Comic Review: Deathstroke, Vol. 2: Lobo Hunt

Published: December 14th, 2010
Written by: Rob Liefeld, Justin Jordan
Art by: Rob Liefeld, Art Thibert, various

DC Comics, 266 Pages

Review:

I guess this came out in a time where I wasn’t paying close attention to new comics. Because I would’ve been on board for Rob Liefeld’s take on Deathstroke, especially since his most famous creation, Dead Pool, was done as a sort of parody of the character.

But, man. Having read this now, I kind of wish I never knew about it.

I hate to be harsh but the writing was a disjointed mess that was all over the f’n place. Plus, this collection doesn’t finish Liefeld’s story! It ends on a cliffhanger where Deathstroke and Hawkman are about to fight a horde of evil hawk dudes and then you turn the page and it’s a totally different story.

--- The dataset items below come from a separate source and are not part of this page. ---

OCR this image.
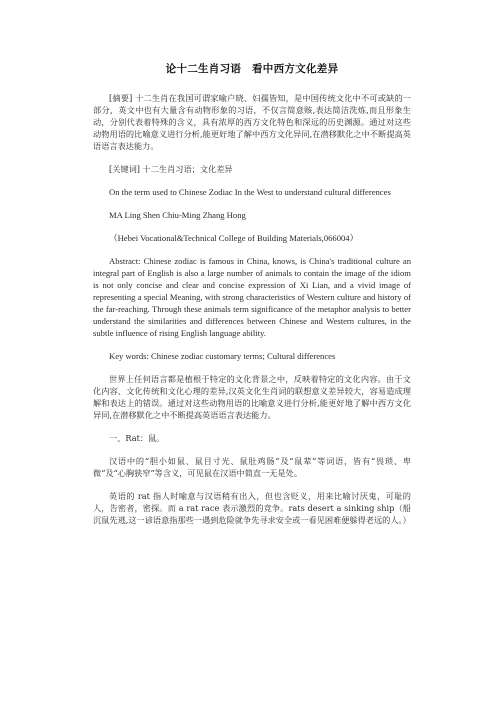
论十二生肖习语　看中西方文化差异

[摘要] 十二生肖在我国可谓家喻户晓、妇孺皆知，是中国传统文化中不可或缺的一部分，英文中也有大量含有动物形象的习语，不仅言简意赅,表达简洁洗炼,而且形象生动，分别代表着特殊的含义，具有浓厚的西方文化特色和深远的历史渊源。通过对这些动物用语的比喻意义进行分析,能更好地了解中西方文化异同,在潜移默化之中不断提高英语语言表达能力。

[关键词] 十二生肖习语；文化差异

On the term used to Chinese Zodiac In the West to understand cultural differences

MA Ling Shen Chiu-Ming Zhang Hong

（Hebei Vocational&Technical College of Building Materials,066004）

Abstract: Chinese zodiac is famous in China, knows, is China's traditional culture an integral part of English is also a large number of animals to contain the image of the idiom is not only concise and clear and concise expression of Xi Lian, and a vivid image of representing a special Meaning, with strong characteristics of Western culture and history of the far-reaching. Through these animals term significance of the metaphor analysis to better understand the similarities and differences between Chinese and Western cultures, in the subtle influence of rising English language ability.

Key words: Chinese zodiac customary terms; Cultural differences

世界上任何语言都是植根于特定的文化背景之中，反映着特定的文化内容。由于文化内容、文化传统和文化心理的差异,汉英文化生肖词的联想意义差异较大，容易造成理解和表达上的错误。通过对这些动物用语的比喻意义进行分析,能更好地了解中西方文化异同,在潜移默化之中不断提高英语语言表达能力。

一、Rat：鼠。

汉语中的“胆小如鼠、鼠目寸光、鼠肚鸡肠”及“鼠辈”等词语，皆有“畏琐、卑微”及“心胸狭窄”等含义，可见鼠在汉语中简直一无是处。

英语的 rat 指人时喻意与汉语稍有出入，但也含贬义，用来比喻讨厌鬼，可耻的人，告密者，密探。而 a rat race 表示激烈的竞争。rats desert a sinking ship（船沉鼠先逃,这一谚语意指那些一遇到危险就争先寻求安全或一看见困难便躲得老远的人。）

I mean, what the fuck, DC? Was the Hawkman story a crossover? Where’s the rest of that story? You just jump right past it and into another arc done by a completely different creative team. And frankly, the second half of this book should have just been a volume three, as it is drastically different than the Liefeld stuff that’s left incomplete.

This collection is garbage. It’s poorly organized, its a total clusterfuck narratively and tonally due to the creative team change midway through.

Honestly, this is only worth checking out if you are a Liefeld die hard. And even then, you’ll still be disappointed.

Although, I should mention that I thought it was neat that Liefeld utilized Jim Lee’s WildC.A.T.S. characters, as they’ve pretty much faded away into oblivion since Lee sold them to DC.

Rating: 4/10
Pairs well with: the Deathstroke collection before this one and then the other New 52 stuff after it.

Comic Review: Deathstroke, Vol. 1: Legacy

Published: December 2nd, 2013
Written by: Kyle Higgins
Art by: Joe Bennett, Art Thibert

DC Comics, 180 Pages

Review:

I’ve been a fan of Christopher Priest’s solid run on Deathstroke, so I wanted to go back and check out some of the earlier Deathstroke titles since the start of DC Comics’ The New 52.

I kind of wish I hadn’t though, as this was nowhere near the great level of Priest’s work over the last few years.

In this story, Deathstroke is a real shithead. There is very little about him that makes him interesting or redeemable within this collection of issues. Frankly, this was a total dud.

The bulk of the plot deals with Deathstroke fighting with his son, Ravager. Usually, Ravager stories are good and engaging but nothing in this story felt organic. It felt kind of forced and the characters completely lacked depth. I think that it relies on the reader knowing everything they need to know about Deathstroke, Ravager and their past.

Being that this was the launch of the Deathstroke character within the rebooted New 52 canon, it needed character development and it certainly needed to spell things out a bit more for the reader.

After this collection, we get the second and final volume of this short-lived Deathstroke series. But I want to read that one because it is written and drawn by Rob Liefeld. It’ll be interesting to see his take on the character, as his most famous creation, Deadpool, is a parody of Deathstroke.

Rating: 5.5/10
Pairs well with: later Deathstroke stories.